Segui-Kirby Smith House

This house in downtown St. Augustine currently acts as the Research Library for the St. Augustine Historical Society. Bernardo Segui built the coquina house there around 1805. Bernardo Segui was a baker and supplied Spanish troops.

A black and white photograph of the Segui-Kirby Smith House's courtyard.

In the American Territorial Period, Superior Court Judge Joseph Lee Smith from Connecticut rented this house. His wife, Frances, was an ardent Confederate sympathizer and was exiled from town by Union forces. Their son, Edmund Kirby Smith, was the last Confederate general to surrender forces, approximately two months after General Lee surrendered at Appomattox.

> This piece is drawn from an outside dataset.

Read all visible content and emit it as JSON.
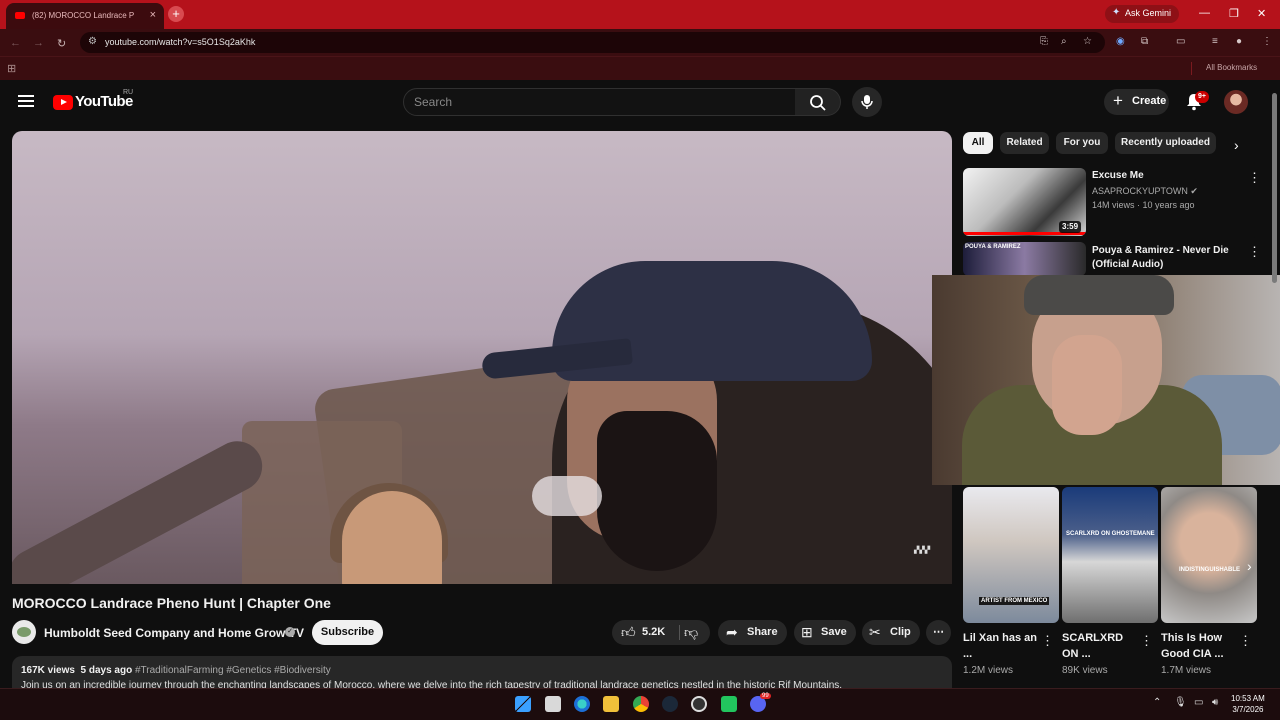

Alexander Darnes, born into slavery and once the personal valet of Edmund Kirby-Smith, became Jacksonville’s first African American physician. He obtained his undergraduate degree from Lincoln University in Pennsylvania, and his medical degree from Howard University in 1880.

The Free Public Library of St. Augustine occupied this space before the Historical Society’s Research Library. In the courtyard stands a bronze sculpture depicting Dr. Alexander Darnes and General Edmund Kirby Smith, both born in the Segui-Kirby Smith House.

The home was documented by the Historic American Buildings Survey in 1955, and these drawings are available on the Library of Congress website.

Architectural elevations of the Segui-Kirby House as the City Library. It features each side of the building.